A recent Ottawa case is a reminder that the threshold for establishing the need for an urgent motion prior to a case conference is a very high one. Absent urgency or an emergency, parties are expected to attend a case conference prior to bringing a motion. What qualifies as urgency is based on a two part test: (1) is there evidence that the parties attempted to resolve the issues, at least on a temporary basis, prior to bringing the motion for an expedited motion date?; and (2), is there a case conference date available in the near future? In other words, urgency might be established if there are no reasonably available case conference dates, and if efforts have been made to reach a short term resolution of the issues.
In Karar v. Ella, the mother brought an urgent motion one week prior to the date scheduled for a case conference. She was seeking increased security during the father’s supervised access with the children based on threats he made towards her and the children, including taking the children out of the country.

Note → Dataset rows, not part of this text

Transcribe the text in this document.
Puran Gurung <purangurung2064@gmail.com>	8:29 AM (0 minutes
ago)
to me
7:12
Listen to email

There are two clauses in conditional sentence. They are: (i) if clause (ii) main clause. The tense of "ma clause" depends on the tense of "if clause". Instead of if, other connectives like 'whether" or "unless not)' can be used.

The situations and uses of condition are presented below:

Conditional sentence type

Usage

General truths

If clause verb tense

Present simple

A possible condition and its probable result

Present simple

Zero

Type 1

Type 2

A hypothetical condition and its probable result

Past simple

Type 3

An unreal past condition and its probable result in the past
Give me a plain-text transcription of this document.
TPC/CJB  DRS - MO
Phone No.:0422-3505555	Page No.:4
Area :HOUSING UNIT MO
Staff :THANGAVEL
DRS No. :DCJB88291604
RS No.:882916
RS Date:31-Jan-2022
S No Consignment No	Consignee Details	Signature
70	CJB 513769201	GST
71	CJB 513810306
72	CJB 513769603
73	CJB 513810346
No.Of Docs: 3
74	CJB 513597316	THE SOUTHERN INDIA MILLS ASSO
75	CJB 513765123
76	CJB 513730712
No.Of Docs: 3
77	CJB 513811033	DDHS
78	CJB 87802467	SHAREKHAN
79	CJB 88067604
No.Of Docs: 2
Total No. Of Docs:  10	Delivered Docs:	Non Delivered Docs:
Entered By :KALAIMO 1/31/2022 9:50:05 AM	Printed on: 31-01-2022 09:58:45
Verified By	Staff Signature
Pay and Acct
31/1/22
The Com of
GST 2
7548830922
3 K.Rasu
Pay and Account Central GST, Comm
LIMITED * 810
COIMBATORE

Although the mother’s affidavit submitted in support of the motion outlined options she would be satisfied with respect to increased security, her affidavit didn’t outline any efforts she had made to settle the issues with the father prior to the motion date. Moreover, the mother’s lawyer had sent recent letters to the father’s lawyer indicating that his client was prepared to comply with the temporary order on access that the parties had arrived at on consent two months earlier. Since the mother didn’t offer any explanation as to why she was initially prepared to continue with access “as is”, but then later came to the conclusion that it was unsafe, the motions judge decided that the situation was not “so extreme that the court must intervene immediately.”
In denying that the motion was urgent, the judge provided directions regarding the case conference that was scheduled to go ahead the following week.